OverTheWire’s Leviathan Challenge
Collection of screenshots and notes
Password directory: /etc/leviathan_pass/ Server: http://leviathan.labs.overthewire.org: 2223
Challenge notes and hints will all be in the home directories of the current level.
Level 0:
SSHed as leviathan0 and found a folder containing a simple HTML file of a bookmarks export.
Could have tried other keywords to locate the password, but one of the most obvious ones to me was “leviathan”, since the password is likely stored in the leviathan server:
Level 1:
Found a file with SUID (s
) privileges and a prompt for a password.
It appears to be an executable program written in C where you input the correct password to get a shell; the strings are compared using the strcmp function, and there are a couple of keywords right before you input the password:
Grepped for the word “love” in the program, which originally didn’t return anything because of binary matches, so I allowed the binary matches via -a parameter and got 4 potential keyword matches:
And one of the keywords did end up being the correct one, so we got a shell and catted the password:
Level 2:
There’s a program with SUID privileges that appears to print out a file you specify, so just in case, I tried to retrieve the password through it, but it unsurprisingly requires you to have the right permissions for access:
What’s interesting is that even if the current user owns the file, we get a “Permission denied” message.” Only files within the current directory are successfully printed out.
Through online research, I discovered a program called ltrace
that can trace library calls made within a program, but it didn’t return anything interesting, so I just eyeballed the program’s strings and located a keyword of interest, “access”, since I didn’t recognize it as a command or typical C function.
I looked in the man pages in case it was a command of some sort and discovered that it is actually a C library that checks whether the calling process can access a given file:
This suggests that there is likely not input sanitization, so I tried to create an empty with a filename that attaches the bash command to the end of it, then referenced that file as the argument to the printfile program, and it ran exactly as input, opening a bash shell as leviathan3:
Level 3:
The file “level3” seems to open a shell if you input the right password.
Running an ltrace again on the program (starting to LOVE this new command!), we see that a strcmp is run, comparing the input with a plaintext value “snlprintf.”
So, we run the program again and enter this as the password and get a shell as leviathan4.
Note to self: why did you run the program with a filename? You’re still stuck on the previous level -_-
Level 4:
There is a simple file in the “.trash” directory that contains binary.
We just crack the binary with CyberChef and it looks like the password:
But it can’t be that easy, right?
Yep…..it is certainly that easy.
Level 5:
There’s a program “leviathan5” with the owner set to “leviathan6”, and it looks like it just opens a particullar file “/tmp/file.log”, but the file doesn’t currently exist:
I created a file at that exact path and it looks like the program does indeed read what’s in there.

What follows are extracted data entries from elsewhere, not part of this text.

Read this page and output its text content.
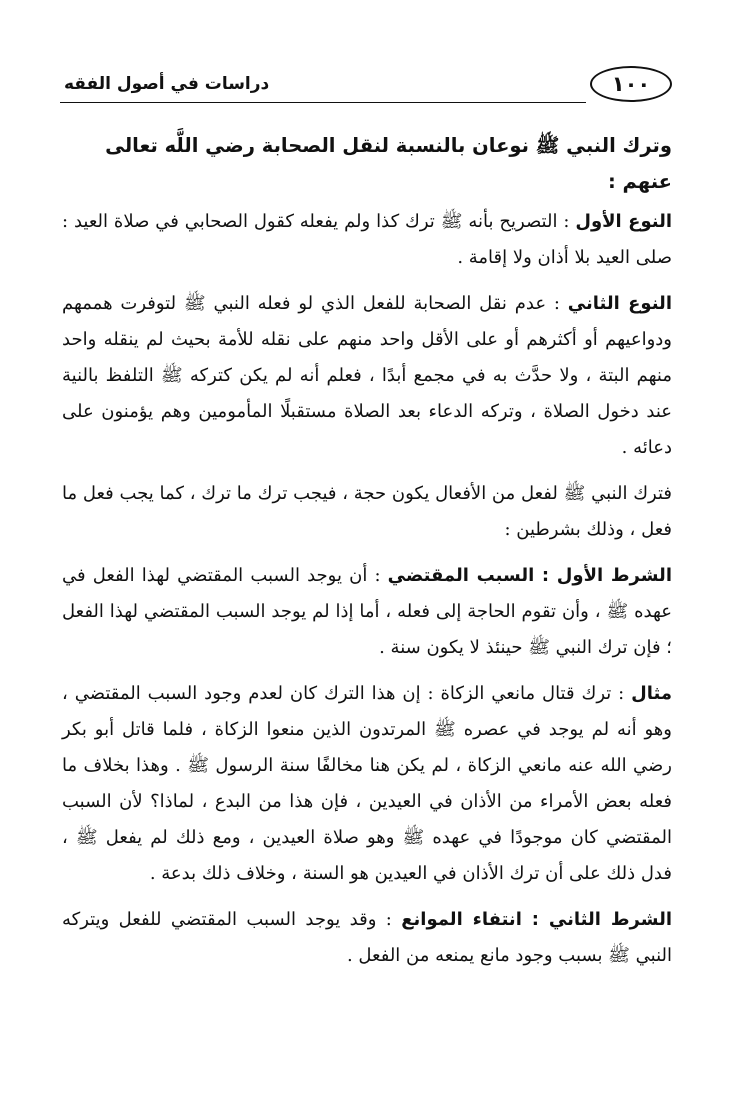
١٠٠
دراسات في أصول الفقه

وترك النبي ﷺ نوعان بالنسبة لنقل الصحابة رضي اللَّه تعالى عنهم :

النوع الأول : التصريح بأنه ﷺ ترك كذا ولم يفعله كقول الصحابي في صلاة العيد : صلى العيد بلا أذان ولا إقامة .

النوع الثاني : عدم نقل الصحابة للفعل الذي لو فعله النبي ﷺ لتوفرت هممهم ودواعيهم أو أكثرهم أو على الأقل واحد منهم على نقله للأمة بحيث لم ينقله واحد منهم البتة ، ولا حدَّث به في مجمع أبدًا ، فعلم أنه لم يكن كتركه ﷺ التلفظ بالنية عند دخول الصلاة ، وتركه الدعاء بعد الصلاة مستقبلًا المأمومين وهم يؤمنون على دعائه .

فترك النبي ﷺ لفعل من الأفعال يكون حجة ، فيجب ترك ما ترك ، كما يجب فعل ما فعل ، وذلك بشرطين :

الشرط الأول : السبب المقتضي : أن يوجد السبب المقتضي لهذا الفعل في عهده ﷺ ، وأن تقوم الحاجة إلى فعله ، أما إذا لم يوجد السبب المقتضي لهذا الفعل ؛ فإن ترك النبي ﷺ حينئذ لا يكون سنة .

مثال : ترك قتال مانعي الزكاة : إن هذا الترك كان لعدم وجود السبب المقتضي ، وهو أنه لم يوجد في عصره ﷺ المرتدون الذين منعوا الزكاة ، فلما قاتل أبو بكر رضي الله عنه مانعي الزكاة ، لم يكن هنا مخالفًا سنة الرسول ﷺ . وهذا بخلاف ما فعله بعض الأمراء من الأذان في العيدين ، فإن هذا من البدع ، لماذا؟ لأن السبب المقتضي كان موجودًا في عهده ﷺ وهو صلاة العيدين ، ومع ذلك لم يفعل ﷺ ، فدل ذلك على أن ترك الأذان في العيدين هو السنة ، وخلاف ذلك بدعة .

الشرط الثاني : انتفاء الموانع : وقد يوجد السبب المقتضي للفعل ويتركه النبي ﷺ بسبب وجود مانع يمنعه من الفعل .
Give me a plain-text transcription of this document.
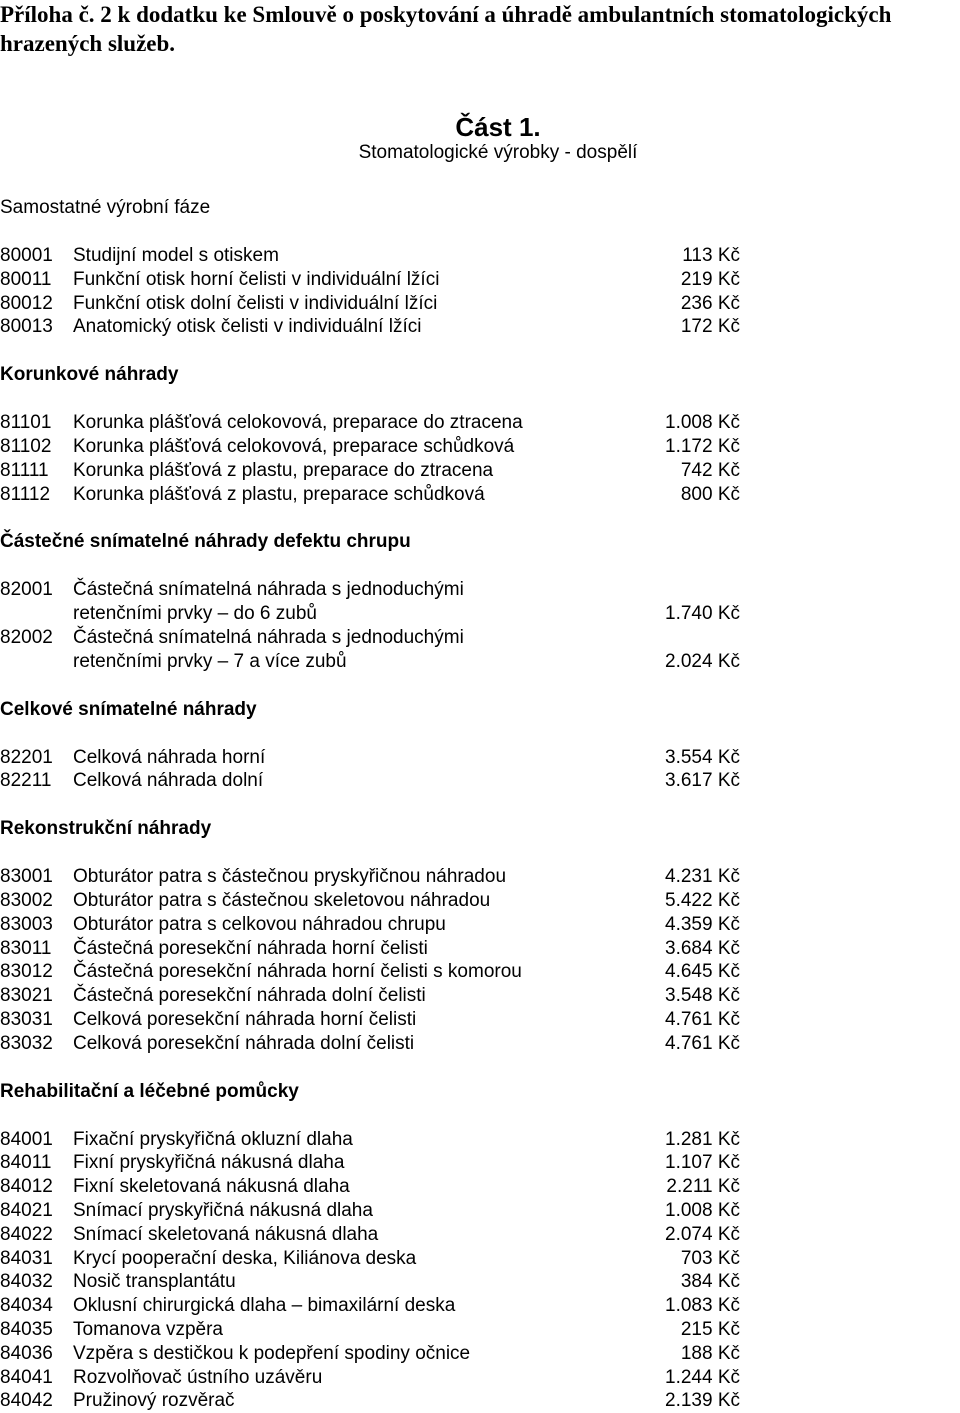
Příloha č. 2 k dodatku ke Smlouvě o poskytování a úhradě ambulantních stomatologických
hrazených služeb.
Část 1.
Stomatologické výrobky - dospělí
Samostatné výrobní fáze
80001 Studijní model s otiskem	113 Kč
80011 Funkční otisk horní čelisti v individuální lžíci	219 Kč
80012 Funkční otisk dolní čelisti v individuální lžíci	236 Kč
80013 Anatomický otisk čelisti v individuální lžíci	172 Kč
Korunkové náhrady
81101 Korunka plášťová celokovová, preparace do ztracena	1.008 Kč
81102 Korunka plášťová celokovová, preparace schůdková	1.172 Kč
81111 Korunka plášťová z plastu, preparace do ztracena	742 Kč
81112 Korunka plášťová z plastu, preparace schůdková	800 Kč
Částečné snímatelné náhrady defektu chrupu
82001 Částečná snímatelná náhrada s jednoduchými
retenčními prvky – do 6 zubů	1.740 Kč
82002 Částečná snímatelná náhrada s jednoduchými
retenčními prvky – 7 a více zubů	2.024 Kč
Celkové snímatelné náhrady
82201 Celková náhrada horní	3.554 Kč
82211 Celková náhrada dolní	3.617 Kč
Rekonstrukční náhrady
83001 Obturátor patra s částečnou pryskyřičnou náhradou	4.231 Kč
83002 Obturátor patra s částečnou skeletovou náhradou	5.422 Kč
83003 Obturátor patra s celkovou náhradou chrupu	4.359 Kč
83011 Částečná poresekční náhrada horní čelisti	3.684 Kč
83012 Částečná poresekční náhrada horní čelisti s komorou	4.645 Kč
83021 Částečná poresekční náhrada dolní čelisti	3.548 Kč
83031 Celková poresekční náhrada horní čelisti	4.761 Kč
83032 Celková poresekční náhrada dolní čelisti	4.761 Kč
Rehabilitační a léčebné pomůcky
84001 Fixační pryskyřičná okluzní dlaha	1.281 Kč
84011 Fixní pryskyřičná nákusná dlaha	1.107 Kč
84012 Fixní skeletovaná nákusná dlaha	2.211 Kč
84021 Snímací pryskyřičná nákusná dlaha	1.008 Kč
84022 Snímací skeletovaná nákusná dlaha	2.074 Kč
84031 Krycí pooperační deska, Kiliánova deska	703 Kč
84032 Nosič transplantátu	384 Kč
84034 Oklusní chirurgická dlaha – bimaxilární deska	1.083 Kč
84035 Tomanova vzpěra	215 Kč
84036 Vzpěra s destičkou k podepření spodiny očnice	188 Kč
84041 Rozvolňovač ústního uzávěru	1.244 Kč
84042 Pružinový rozvěrač	2.139 Kč
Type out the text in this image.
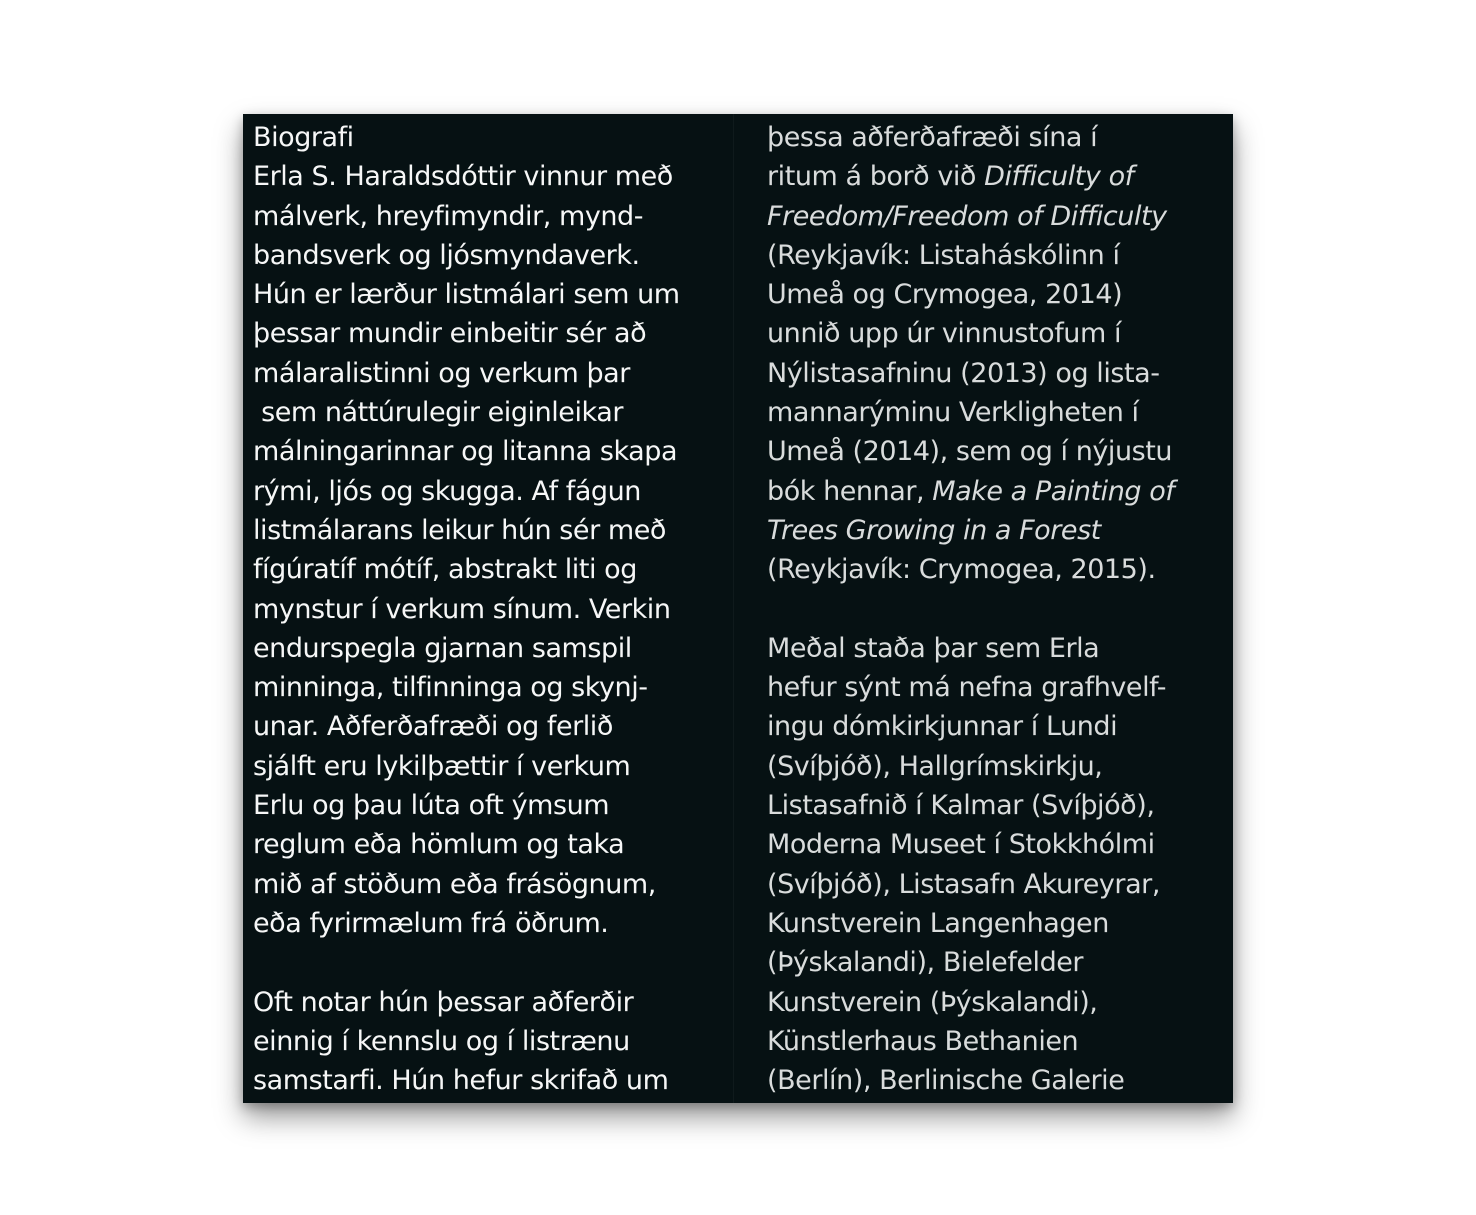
Biografi
Erla S. Haraldsdóttir vinnur með
málverk, hreyfimyndir, mynd-
bandsverk og ljósmyndaverk.
Hún er lærður listmálari sem um
þessar mundir einbeitir sér að
málaralistinni og verkum þar
sem náttúrulegir eiginleikar
málningarinnar og litanna skapa
rými, ljós og skugga. Af fágun
listmálarans leikur hún sér með
fígúratíf mótíf, abstrakt liti og
mynstur í verkum sínum. Verkin
endurspegla gjarnan samspil
minninga, tilfinninga og skynj-
unar. Aðferðafræði og ferlið
sjálft eru lykilþættir í verkum
Erlu og þau lúta oft ýmsum
reglum eða hömlum og taka
mið af stöðum eða frásögnum,
eða fyrirmælum frá öðrum.
Oft notar hún þessar aðferðir
einnig í kennslu og í listrænu
samstarfi. Hún hefur skrifað um
þessa aðferðafræði sína í
ritum á borð við Difficulty of
Freedom/Freedom of Difficulty
(Reykjavík: Listaháskólinn í
Umeå og Crymogea, 2014)
unnið upp úr vinnustofum í
Nýlistasafninu (2013) og lista-
mannarýminu Verkligheten í
Umeå (2014), sem og í nýjustu
bók hennar, Make a Painting of
Trees Growing in a Forest
(Reykjavík: Crymogea, 2015).
Meðal staða þar sem Erla
hefur sýnt má nefna grafhvelf-
ingu dómkirkjunnar í Lundi
(Svíþjóð), Hallgrímskirkju,
Listasafnið í Kalmar (Svíþjóð),
Moderna Museet í Stokkhólmi
(Svíþjóð), Listasafn Akureyrar,
Kunstverein Langenhagen
(Þýskalandi), Bielefelder
Kunstverein (Þýskalandi),
Künstlerhaus Bethanien
(Berlín), Berlinische Galerie
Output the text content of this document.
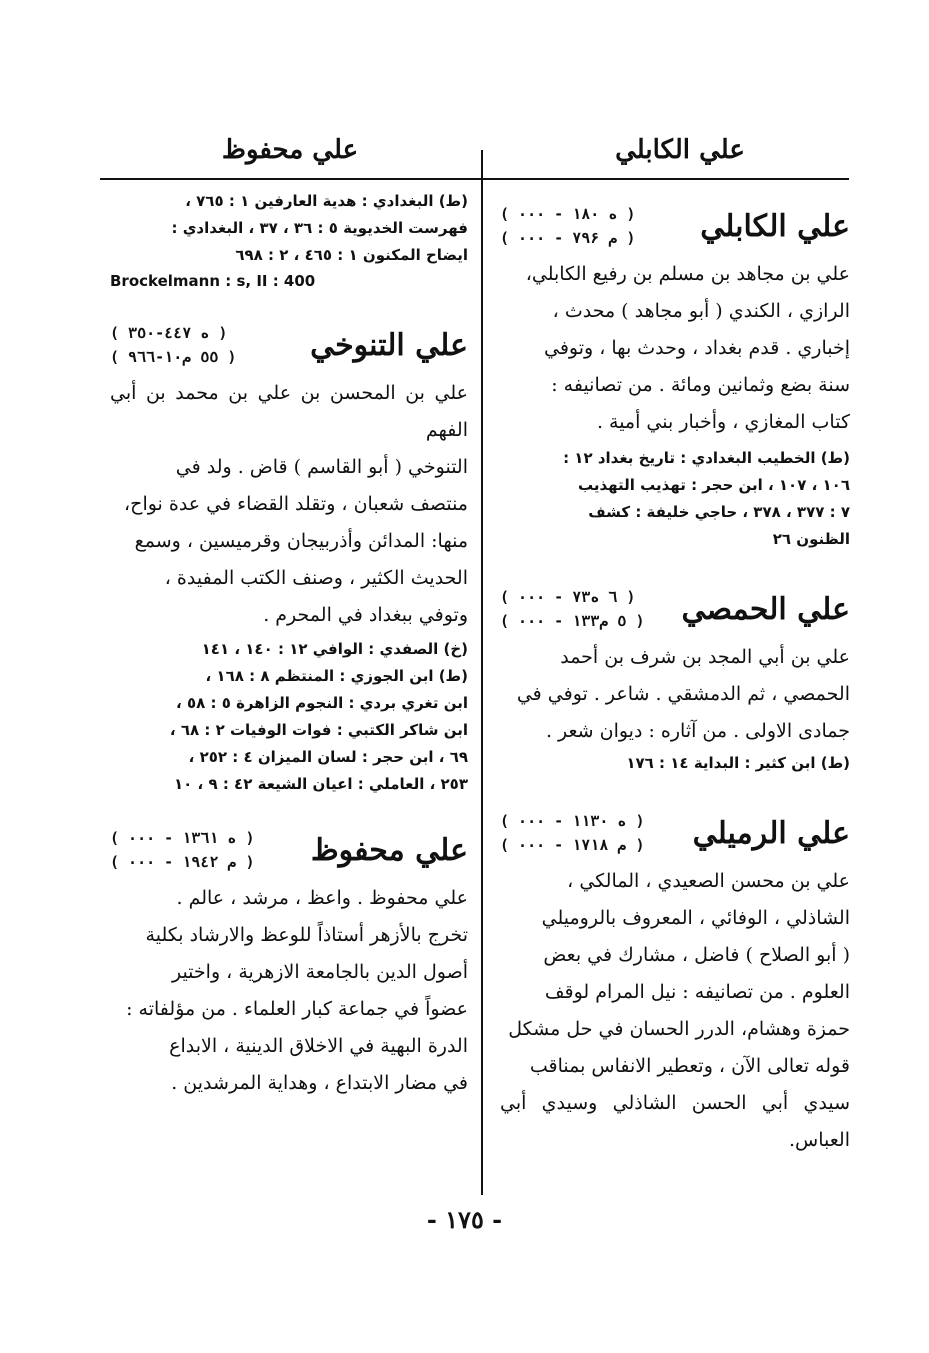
علي الكابلي
علي محفوظ
علي الكابلي
( ۰۰۰ - ۱۸۰ ه )
( ۰۰۰ - ۷۹۶ م )
علي بن مجاهد بن مسلم بن رفيع الكابلي،
الرازي ، الكندي ( أبو مجاهد ) محدث ،
إخباري . قدم بغداد ، وحدث بها ، وتوفي
سنة بضع وثمانين ومائة . من تصانيفه :
كتاب المغازي ، وأخبار بني أمية .
(ط) الخطيب البغدادي : تاريخ بغداد ١٢ :
١٠٦ ، ١٠٧ ، ابن حجر : تهذيب التهذيب
٧ : ٣٧٧ ، ٣٧٨ ، حاجي خليفة : كشف
الظنون ٢٦
علي الحمصي
( ۰۰۰ - ۷۳٦ ه )
( ۰۰۰ - ۱۳۳٥ م )
علي بن أبي المجد بن شرف بن أحمد
الحمصي ، ثم الدمشقي . شاعر . توفي في
جمادى الاولى . من آثاره : ديوان شعر .
(ط) ابن كثير : البداية ١٤ : ١٧٦
علي الرميلي
( ۰۰۰ - ۱۱۳۰ ه )
( ۰۰۰ - ۱۷۱۸ م )
علي بن محسن الصعيدي ، المالكي ،
الشاذلي ، الوفائي ، المعروف بالروميلي
( أبو الصلاح ) فاضل ، مشارك في بعض
العلوم . من تصانيفه : نيل المرام لوقف
حمزة وهشام، الدرر الحسان في حل مشكل
قوله تعالى الآن ، وتعطير الانفاس بمناقب
سيدي أبي الحسن الشاذلي وسيدي أبي العباس.
(ط) البغدادي : هدية العارفين ١ : ٧٦٥ ،
فهرست الخديوية ٥ : ٣٦ ، ٣٧ ، البغدادي :
ايضاح المكنون ١ : ٤٦٥ ، ٢ : ٦٩٨
Brockelmann : s, II : 400
علي التنوخي
( ۳٥۰-٤٤۷ ه )
( ۹٦٦-۱۰٥٥ م )
علي بن المحسن بن علي بن محمد بن أبي الفهم
التنوخي ( أبو القاسم ) قاض . ولد في
منتصف شعبان ، وتقلد القضاء في عدة نواح،
منها: المدائن وأذربيجان وقرميسين ، وسمع
الحديث الكثير ، وصنف الكتب المفيدة ،
وتوفي ببغداد في المحرم .
(خ) الصفدي : الوافي ١٢ : ١٤٠ ، ١٤١
(ط) ابن الجوزي : المنتظم ٨ : ١٦٨ ،
ابن تغري بردي : النجوم الزاهرة ٥ : ٥٨ ،
ابن شاكر الكتبي : فوات الوفيات ٢ : ٦٨ ،
٦٩ ، ابن حجر : لسان الميزان ٤ : ٢٥٢ ،
٢٥٣ ، العاملي : اعيان الشيعة ٤٢ : ٩ ، ١٠
علي محفوظ
( ۰۰۰ - ۱۳٦۱ ه )
( ۰۰۰ - ۱۹٤۲ م )
علي محفوظ . واعظ ، مرشد ، عالم .
تخرج بالأزهر أستاذاً للوعظ والارشاد بكلية
أصول الدين بالجامعة الازهرية ، واختير
عضواً في جماعة كبار العلماء . من مؤلفاته :
الدرة البهية في الاخلاق الدينية ، الابداع
في مضار الابتداع ، وهداية المرشدين .
- ١٧٥ -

We can actually create a Symlink (with the ln -s command) between “file.log” and the password file, run the program, and it (hopefully) will print out the password file:
Logic: basically, file.log is a link to the password file, so when fopen tries to retrieve the file.log, it in fact prints out the file it links to.
Level 6:
Pretty straightforward program that asks for a 4-digit code:
This is probably a matter of using a simple bruteforce script that I wrote in Bash (not the prettiest, but it was functional, except for not exiting after the else condition was met…)
#!/bin/bash
cd ~
for num in {1000.9999}
do
if ./leviathan6 $num | grep -q "Wrong"; then
echo $num
continue
else
echo "Correct: " $num
exit 1
fi
done
And it stopped right before the correct code, which we plug into the program and get a shell.